Trainer Charlee Atkins, C.S.C.S., knows that there's a lot more that goes into an effective core routine than just mindless reps—and that your six-pack isn't just for show. Those mirror muscles do more than just glisten in the sun at the beach (or in your dreams).
"The true purpose of the core is to provide stability around the spine," she says. "The go-to exercise for core is usually 'crunches,' but let's get you out of habit and thinking about how the core works a little differently." Standard crunches are widely recognized by many trainers as being less effective than advertised, so don't get too hung up on breaking away from convention.
In order to make your abs workout smarter, Atkins advises that you make the routine more targeted. "Crunches bring your ribs towards your pelvis, whereas 'lower abs' exercises bring your pelvis towards your ribs. In my opinion, they're more stabilizing than say, a crunch (and that is after all the core's function)."
Atkins designed this lower abs-focused circuit to build up your core strength in just 6 minutes. You don't need any equipment other than a timer to pull it off, but check out this self-rolling yoga mat from our brand Backslash\Fit if you want something to lay back on.
Perform each exercise for 50 seconds with a 10 second recovery.
Start on your back, with both arms straight up, your legs elevated in a tabletop position with the knees bent, and your lower back on the ground (this is a dead bug position). Keep your arms elevated and brace your core, then extend one leg out and lower it to just above the ground. Pause for a count, keeping the core engaged, then return to the starting position. Alternate reps between legs.
Lay back with your arms at you sides, palms on the ground. Engage your abs to lift your legs above your head, aiming to limit rounding of the lower back as you lift off the mat. You can bend your knees if need be, but try to keep them as straight as possible. Return your heels to the ground on each rep.

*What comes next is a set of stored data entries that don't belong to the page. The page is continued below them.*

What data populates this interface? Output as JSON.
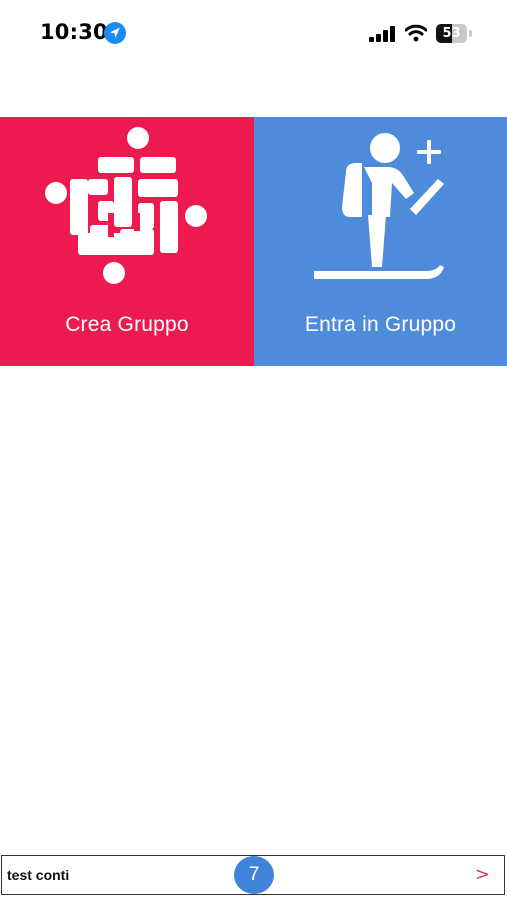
{
  "status_bar": {
    "time": "10:30",
    "battery_level": "53",
    "icons": [
      "location-arrow-icon",
      "cellular-signal-icon",
      "wifi-icon",
      "battery-icon"
    ]
  },
  "tiles": {
    "create": {
      "label": "Crea Gruppo",
      "icon": "puzzle-group-icon",
      "color": "#ec1a4f"
    },
    "join": {
      "label": "Entra in Gruppo",
      "icon": "skier-add-icon",
      "color": "#4e8cdb"
    }
  },
  "bottom_bar": {
    "group_name": "test conti",
    "member_count": "7",
    "arrow": ">",
    "badge_color": "#3f84d9",
    "arrow_color": "#d43a5e"
  }
}
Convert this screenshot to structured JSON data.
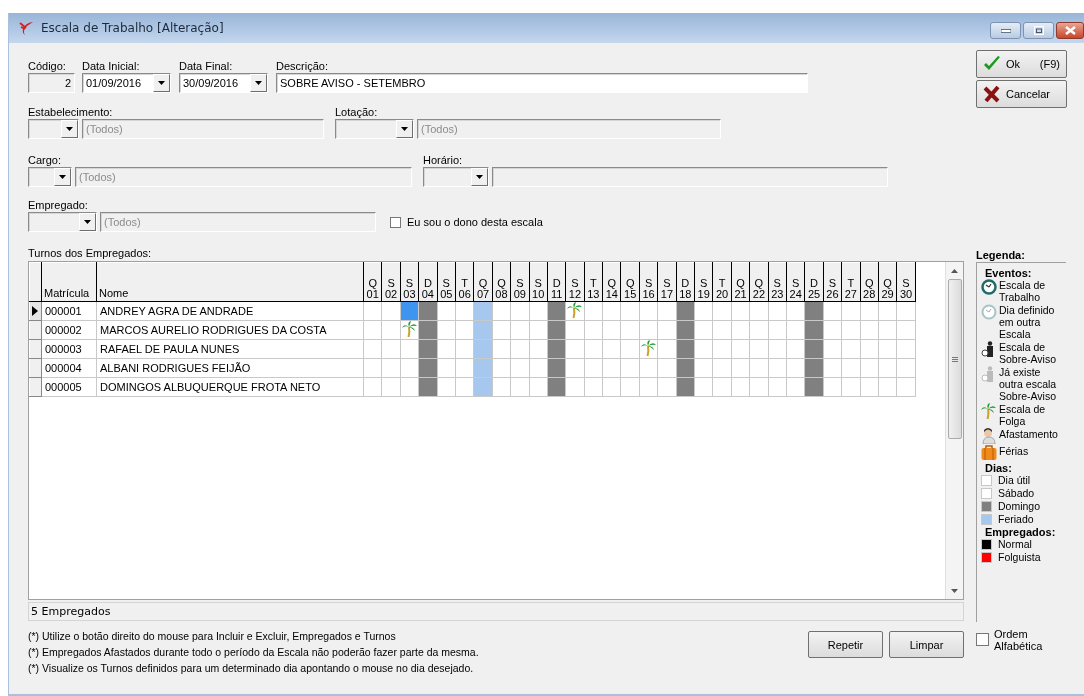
{
  "window": {
    "title": "Escala de Trabalho [Alteração]"
  },
  "header": [
    {
      "kind": "number",
      "label": "Código:",
      "value": "2"
    },
    {
      "kind": "date",
      "label": "Data Inicial:",
      "value": "01/09/2016"
    },
    {
      "kind": "date",
      "label": "Data Final:",
      "value": "30/09/2016"
    },
    {
      "kind": "text",
      "label": "Descrição:",
      "value": "SOBRE AVISO - SETEMBRO"
    }
  ],
  "filters": [
    {
      "label": "Estabelecimento:",
      "text": "(Todos)"
    },
    {
      "label": "Lotação:",
      "text": "(Todos)"
    },
    {
      "label": "Cargo:",
      "text": "(Todos)"
    },
    {
      "label": "Horário:"
    },
    {
      "label": "Empregado:",
      "text": "(Todos)"
    }
  ],
  "owner_checkbox": {
    "label": "Eu sou o dono desta escala",
    "checked": false
  },
  "actions": [
    {
      "kind": "ok",
      "label": "Ok",
      "shortcut": "(F9)"
    },
    {
      "kind": "cancel",
      "label": "Cancelar"
    }
  ],
  "grid": {
    "title": "Turnos dos Empregados:",
    "columns": [
      "Matrícula",
      "Nome"
    ],
    "days": [
      {
        "weekday": "Q",
        "day": "01",
        "kind": "util"
      },
      {
        "weekday": "S",
        "day": "02",
        "kind": "util"
      },
      {
        "weekday": "S",
        "day": "03",
        "kind": "sabado"
      },
      {
        "weekday": "D",
        "day": "04",
        "kind": "domingo"
      },
      {
        "weekday": "S",
        "day": "05",
        "kind": "util"
      },
      {
        "weekday": "T",
        "day": "06",
        "kind": "util"
      },
      {
        "weekday": "Q",
        "day": "07",
        "kind": "feriado"
      },
      {
        "weekday": "Q",
        "day": "08",
        "kind": "util"
      },
      {
        "weekday": "S",
        "day": "09",
        "kind": "util"
      },
      {
        "weekday": "S",
        "day": "10",
        "kind": "sabado"
      },
      {
        "weekday": "D",
        "day": "11",
        "kind": "domingo"
      },
      {
        "weekday": "S",
        "day": "12",
        "kind": "util"
      },
      {
        "weekday": "T",
        "day": "13",
        "kind": "util"
      },
      {
        "weekday": "Q",
        "day": "14",
        "kind": "util"
      },
      {
        "weekday": "Q",
        "day": "15",
        "kind": "util"
      },
      {
        "weekday": "S",
        "day": "16",
        "kind": "util"
      },
      {
        "weekday": "S",
        "day": "17",
        "kind": "sabado"
      },
      {
        "weekday": "D",
        "day": "18",
        "kind": "domingo"
      },
      {
        "weekday": "S",
        "day": "19",
        "kind": "util"
      },
      {
        "weekday": "T",
        "day": "20",
        "kind": "util"
      },
      {
        "weekday": "Q",
        "day": "21",
        "kind": "util"
      },
      {
        "weekday": "Q",
        "day": "22",
        "kind": "util"
      },
      {
        "weekday": "S",
        "day": "23",
        "kind": "util"
      },
      {
        "weekday": "S",
        "day": "24",
        "kind": "sabado"
      },
      {
        "weekday": "D",
        "day": "25",
        "kind": "domingo"
      },
      {
        "weekday": "S",
        "day": "26",
        "kind": "util"
      },
      {
        "weekday": "T",
        "day": "27",
        "kind": "util"
      },
      {
        "weekday": "Q",
        "day": "28",
        "kind": "util"
      },
      {
        "weekday": "Q",
        "day": "29",
        "kind": "util"
      },
      {
        "weekday": "S",
        "day": "30",
        "kind": "util"
      }
    ],
    "rows": [
      {
        "matricula": "000001",
        "nome": "ANDREY AGRA DE ANDRADE",
        "current": true,
        "cells": [
          {
            "selected": false
          },
          {
            "selected": false
          },
          {
            "selected": true
          },
          {
            "selected": false
          },
          {
            "selected": false
          },
          {
            "selected": false
          },
          {
            "selected": false
          },
          {
            "selected": false
          },
          {
            "selected": false
          },
          {
            "selected": false
          },
          {
            "selected": false
          },
          {
            "selected": false,
            "kind": "folga"
          },
          {
            "selected": false
          },
          {
            "selected": false
          },
          {
            "selected": false
          },
          {
            "selected": false
          },
          {
            "selected": false
          },
          {
            "selected": false
          },
          {
            "selected": false
          },
          {
            "selected": false
          },
          {
            "selected": false
          },
          {
            "selected": false
          },
          {
            "selected": false
          },
          {
            "selected": false
          },
          {
            "selected": false
          },
          {
            "selected": false
          },
          {
            "selected": false
          },
          {
            "selected": false
          },
          {
            "selected": false
          },
          {
            "selected": false
          }
        ]
      },
      {
        "matricula": "000002",
        "nome": "MARCOS AURELIO RODRIGUES DA COSTA",
        "current": false,
        "cells": [
          {
            "selected": false
          },
          {
            "selected": false
          },
          {
            "selected": false,
            "kind": "folga"
          },
          {
            "selected": false
          },
          {
            "selected": false
          },
          {
            "selected": false
          },
          {
            "selected": false
          },
          {
            "selected": false
          },
          {
            "selected": false
          },
          {
            "selected": false
          },
          {
            "selected": false
          },
          {
            "selected": false
          },
          {
            "selected": false
          },
          {
            "selected": false
          },
          {
            "selected": false
          },
          {
            "selected": false
          },
          {
            "selected": false
          },
          {
            "selected": false
          },
          {
            "selected": false
          },
          {
            "selected": false
          },
          {
            "selected": false
          },
          {
            "selected": false
          },
          {
            "selected": false
          },
          {
            "selected": false
          },
          {
            "selected": false
          },
          {
            "selected": false
          },
          {
            "selected": false
          },
          {
            "selected": false
          },
          {
            "selected": false
          },
          {
            "selected": false
          }
        ]
      },
      {
        "matricula": "000003",
        "nome": "RAFAEL DE PAULA NUNES",
        "current": false,
        "cells": [
          {
            "selected": false
          },
          {
            "selected": false
          },
          {
            "selected": false
          },
          {
            "selected": false
          },
          {
            "selected": false
          },
          {
            "selected": false
          },
          {
            "selected": false
          },
          {
            "selected": false
          },
          {
            "selected": false
          },
          {
            "selected": false
          },
          {
            "selected": false
          },
          {
            "selected": false
          },
          {
            "selected": false
          },
          {
            "selected": false
          },
          {
            "selected": false
          },
          {
            "selected": false,
            "kind": "folga"
          },
          {
            "selected": false
          },
          {
            "selected": false
          },
          {
            "selected": false
          },
          {
            "selected": false
          },
          {
            "selected": false
          },
          {
            "selected": false
          },
          {
            "selected": false
          },
          {
            "selected": false
          },
          {
            "selected": false
          },
          {
            "selected": false
          },
          {
            "selected": false
          },
          {
            "selected": false
          },
          {
            "selected": false
          },
          {
            "selected": false
          }
        ]
      },
      {
        "matricula": "000004",
        "nome": "ALBANI RODRIGUES FEIJÃO",
        "current": false,
        "cells": [
          {
            "selected": false
          },
          {
            "selected": false
          },
          {
            "selected": false
          },
          {
            "selected": false
          },
          {
            "selected": false
          },
          {
            "selected": false
          },
          {
            "selected": false
          },
          {
            "selected": false
          },
          {
            "selected": false
          },
          {
            "selected": false
          },
          {
            "selected": false
          },
          {
            "selected": false
          },
          {
            "selected": false
          },
          {
            "selected": false
          },
          {
            "selected": false
          },
          {
            "selected": false
          },
          {
            "selected": false
          },
          {
            "selected": false
          },
          {
            "selected": false
          },
          {
            "selected": false
          },
          {
            "selected": false
          },
          {
            "selected": false
          },
          {
            "selected": false
          },
          {
            "selected": false
          },
          {
            "selected": false
          },
          {
            "selected": false
          },
          {
            "selected": false
          },
          {
            "selected": false
          },
          {
            "selected": false
          },
          {
            "selected": false
          }
        ]
      },
      {
        "matricula": "000005",
        "nome": "DOMINGOS ALBUQUERQUE FROTA NETO",
        "current": false,
        "cells": [
          {
            "selected": false
          },
          {
            "selected": false
          },
          {
            "selected": false
          },
          {
            "selected": false
          },
          {
            "selected": false
          },
          {
            "selected": false
          },
          {
            "selected": false
          },
          {
            "selected": false
          },
          {
            "selected": false
          },
          {
            "selected": false
          },
          {
            "selected": false
          },
          {
            "selected": false
          },
          {
            "selected": false
          },
          {
            "selected": false
          },
          {
            "selected": false
          },
          {
            "selected": false
          },
          {
            "selected": false
          },
          {
            "selected": false
          },
          {
            "selected": false
          },
          {
            "selected": false
          },
          {
            "selected": false
          },
          {
            "selected": false
          },
          {
            "selected": false
          },
          {
            "selected": false
          },
          {
            "selected": false
          },
          {
            "selected": false
          },
          {
            "selected": false
          },
          {
            "selected": false
          },
          {
            "selected": false
          },
          {
            "selected": false
          }
        ]
      }
    ]
  },
  "count": "5 Empregados",
  "notes": [
    "(*) Utilize o botão direito do mouse para Incluir e Excluir, Empregados e Turnos",
    "(*) Empregados Afastados durante todo o período da Escala não poderão fazer parte da mesma.",
    "(*) Visualize os Turnos definidos para um determinado dia apontando o mouse no dia desejado."
  ],
  "grid_buttons": [
    "Repetir",
    "Limpar"
  ],
  "legend": {
    "title": "Legenda:",
    "sections": [
      {
        "heading": "Eventos:",
        "items": [
          {
            "kind": "clock",
            "label": "Escala de Trabalho"
          },
          {
            "kind": "clock-faded",
            "label": "Dia definido em outra Escala"
          },
          {
            "kind": "person",
            "label": "Escala de Sobre-Aviso"
          },
          {
            "kind": "person-faded",
            "label": "Já existe outra escala Sobre-Aviso"
          },
          {
            "kind": "palm",
            "label": "Escala de Folga"
          },
          {
            "kind": "sick",
            "label": "Afastamento"
          },
          {
            "kind": "suitcase",
            "label": "Férias"
          }
        ]
      },
      {
        "heading": "Dias:",
        "items": [
          {
            "kind": "swatch",
            "label": "Dia útil",
            "color": "#ffffff"
          },
          {
            "kind": "swatch",
            "label": "Sábado",
            "color": "#ffffff"
          },
          {
            "kind": "swatch",
            "label": "Domingo",
            "color": "#808080"
          },
          {
            "kind": "swatch",
            "label": "Feriado",
            "color": "#a6c8ee"
          }
        ]
      },
      {
        "heading": "Empregados:",
        "items": [
          {
            "kind": "swatch",
            "label": "Normal",
            "color": "#000000"
          },
          {
            "kind": "swatch",
            "label": "Folguista",
            "color": "#ff0000"
          }
        ]
      }
    ],
    "order_checkbox": {
      "label": "Ordem Alfabética",
      "checked": false
    }
  }
}
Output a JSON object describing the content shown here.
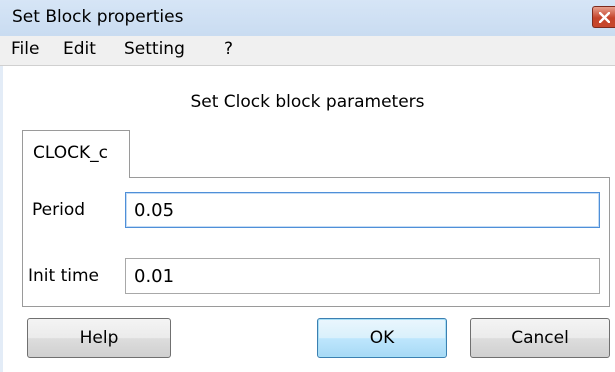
{
  "window": {
    "title": "Set Block properties",
    "close_icon": "close-icon"
  },
  "menu": {
    "items": [
      "File",
      "Edit",
      "Setting",
      "?"
    ]
  },
  "header": {
    "text": "Set Clock block parameters"
  },
  "tabs": [
    {
      "label": "CLOCK_c",
      "selected": true
    }
  ],
  "fields": [
    {
      "label": "Period",
      "value": "0.05",
      "focused": true
    },
    {
      "label": "Init time",
      "value": "0.01",
      "focused": false
    }
  ],
  "buttons": {
    "help": "Help",
    "ok": "OK",
    "cancel": "Cancel",
    "default": "ok"
  },
  "colors": {
    "titlebar": "#c9dcf1",
    "close_button": "#c4432a",
    "focus_border": "#4f8fd8",
    "default_button": "#bee6fd"
  }
}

This variation to limit the range of motion on the crunch, while helps to keep you from going overboard on spinal flexion. Place your heels together, forming a diamond shape with your lower body. Keep your hands behind your head. Simultaneously crunch up with your upper body and lift your feet. Keep your lower back on the ground throughout the movement.
Get into a solid elbow plank hold position, maintaining a straight spine and engaging your core and glutes. Lower your knees to the ground for a quick tap without shifting your posture, then return to the starting position.
Lay back on the ground in a similar starting position to the first exercise with your lower back firmly planted on the ground—but this time, elevate your upper torso so you can reach your lower body. Lift one leg straight up and grab your calf for a count, keeping your other leg extended just above the floor. Cycle between both legs.
Lay on the ground, then prop yourself up on your elbows. Support your hips with your hands if necessary. Pull your knees in toward yourself, pause briefly, then extend your leg back out, keeping them elevated off the ground. Once you reach extension, abduct your legs (move them out away from each other) for a count, then return to extension.
Work through each move, with no or as little rest as possible outside the 10 second recovery periods. For an extra tough challenge, take 30 seconds after you finish, then repeat the circuit a second time.